The National Network on Cuba (NNOC) deplores and denounces all Cuba-bashing and “red-baiting” attacks on any individuals. We take particular offense to the tone and substance of the Feb. 23, 2020, “60 Minutes” interview conducted by Anderson Cooper, in which he used the example of Cuba to criticize and demean presidential candidate Bernie Sanders.
In their conversation, Sanders praised the literacy campaign, one of Cuba’s first initiatives following the triumph of the revolution. The literacy campaign has been universally praised and replicated around the world for the past 60 years, including in the United States, whose own academic achievements and access to education compare unfavorably to Cuba’s.
For example, the state of California has just settled a lawsuit for $53 million due to its denial of basic education to its students.
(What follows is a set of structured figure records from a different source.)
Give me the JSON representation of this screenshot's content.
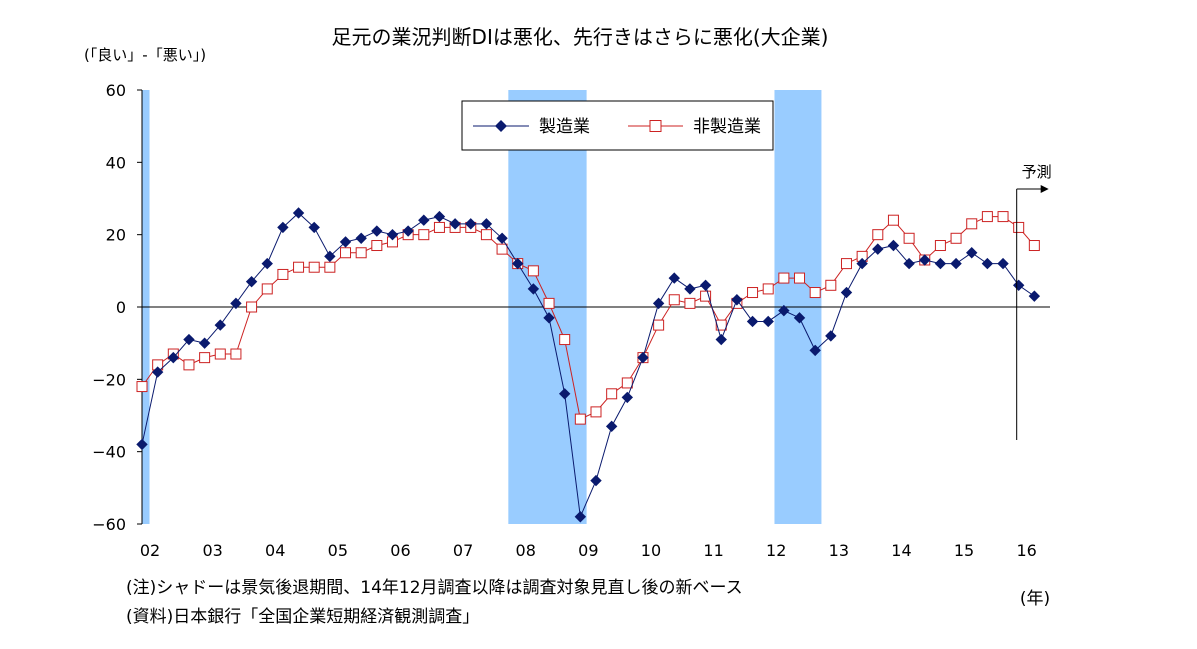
{
  "chart_data": {
    "type": "line",
    "title": "足元の業況判断DIは悪化、先行きはさらに悪化(大企業)",
    "ylabel": "(「良い」-「悪い」)",
    "xlabel": "(年)",
    "ylim": [
      -60,
      60
    ],
    "yticks": [
      60,
      40,
      20,
      0,
      -20,
      -40,
      -60
    ],
    "ytick_labels": [
      "60",
      "40",
      "20",
      "0",
      "−20",
      "−40",
      "−60"
    ],
    "xlim": [
      2002.0,
      2016.5
    ],
    "xtick_labels": [
      "02",
      "03",
      "04",
      "05",
      "06",
      "07",
      "08",
      "09",
      "10",
      "11",
      "12",
      "13",
      "14",
      "15",
      "16"
    ],
    "grid": false,
    "legend_position": "top-center",
    "colors": {
      "manufacturing": "#0a1a6e",
      "non_manufacturing": "#cc2222",
      "shading": "#99ccff"
    },
    "shaded_periods": [
      [
        2002.0,
        2002.12
      ],
      [
        2007.85,
        2009.1
      ],
      [
        2012.1,
        2012.85
      ]
    ],
    "forecast_label": "予測",
    "forecast_x": 2016.0,
    "series": [
      {
        "name": "製造業",
        "marker": "filled-diamond",
        "x": [
          2002.0,
          2002.25,
          2002.5,
          2002.75,
          2003.0,
          2003.25,
          2003.5,
          2003.75,
          2004.0,
          2004.25,
          2004.5,
          2004.75,
          2005.0,
          2005.25,
          2005.5,
          2005.75,
          2006.0,
          2006.25,
          2006.5,
          2006.75,
          2007.0,
          2007.25,
          2007.5,
          2007.75,
          2008.0,
          2008.25,
          2008.5,
          2008.75,
          2009.0,
          2009.25,
          2009.5,
          2009.75,
          2010.0,
          2010.25,
          2010.5,
          2010.75,
          2011.0,
          2011.25,
          2011.5,
          2011.75,
          2012.0,
          2012.25,
          2012.5,
          2012.75,
          2013.0,
          2013.25,
          2013.5,
          2013.75,
          2014.0,
          2014.25,
          2014.5,
          2014.75,
          2015.0,
          2015.25,
          2015.5,
          2015.75,
          2016.0,
          2016.25
        ],
        "values": [
          -38,
          -18,
          -14,
          -9,
          -10,
          -5,
          1,
          7,
          12,
          22,
          26,
          22,
          14,
          18,
          19,
          21,
          20,
          21,
          24,
          25,
          23,
          23,
          23,
          19,
          12,
          5,
          -3,
          -24,
          -58,
          -48,
          -33,
          -25,
          -14,
          1,
          8,
          5,
          6,
          -9,
          2,
          -4,
          -4,
          -1,
          -3,
          -12,
          -8,
          4,
          12,
          16,
          17,
          12,
          13,
          12,
          12,
          15,
          12,
          12,
          6,
          3
        ]
      },
      {
        "name": "非製造業",
        "marker": "open-square",
        "x": [
          2002.0,
          2002.25,
          2002.5,
          2002.75,
          2003.0,
          2003.25,
          2003.5,
          2003.75,
          2004.0,
          2004.25,
          2004.5,
          2004.75,
          2005.0,
          2005.25,
          2005.5,
          2005.75,
          2006.0,
          2006.25,
          2006.5,
          2006.75,
          2007.0,
          2007.25,
          2007.5,
          2007.75,
          2008.0,
          2008.25,
          2008.5,
          2008.75,
          2009.0,
          2009.25,
          2009.5,
          2009.75,
          2010.0,
          2010.25,
          2010.5,
          2010.75,
          2011.0,
          2011.25,
          2011.5,
          2011.75,
          2012.0,
          2012.25,
          2012.5,
          2012.75,
          2013.0,
          2013.25,
          2013.5,
          2013.75,
          2014.0,
          2014.25,
          2014.5,
          2014.75,
          2015.0,
          2015.25,
          2015.5,
          2015.75,
          2016.0,
          2016.25
        ],
        "values": [
          -22,
          -16,
          -13,
          -16,
          -14,
          -13,
          -13,
          0,
          5,
          9,
          11,
          11,
          11,
          15,
          15,
          17,
          18,
          20,
          20,
          22,
          22,
          22,
          20,
          16,
          12,
          10,
          1,
          -9,
          -31,
          -29,
          -24,
          -21,
          -14,
          -5,
          2,
          1,
          3,
          -5,
          1,
          4,
          5,
          8,
          8,
          4,
          6,
          12,
          14,
          20,
          24,
          19,
          13,
          17,
          19,
          23,
          25,
          25,
          22,
          17
        ]
      }
    ]
  },
  "notes": [
    "(注)シャドーは景気後退期間、14年12月調査以降は調査対象見直し後の新ベース",
    "(資料)日本銀行「全国企業短期経済観測調査」"
  ]
}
Fifty-three percent of third graders didn’t meet state standards. A similar complaint has been filed in Michigan, alleging that children in Detroit are receiving an education so inferior and underfunded that it’s as if they’re not attending school at all. We call on “60 Minutes” to report on these cases representing U.S. educational achievements, or rather lack of achievement, in the richest country in the world.
It is the height of ignorance and arrogance to denigrate literacy or to equate the Cubans’ prioritization of this as anything but exemplary. A totalitarian regime does not offer its citizens the ability to read and write, much less promote literacy. As everyone knows, it is the ability to read and understand that results in critical thinking and a well-informed populace. Cubans are an educated, cultured and curious society, not oppressed and ill-informed.
We further suggest that Cooper and the “60 Minutes” producers examine the political prison population of the United States and again suggest that they investigate and report on the U.S. children and adults who have been denied the educational opportunities guaranteed and enjoyed by all Cubans.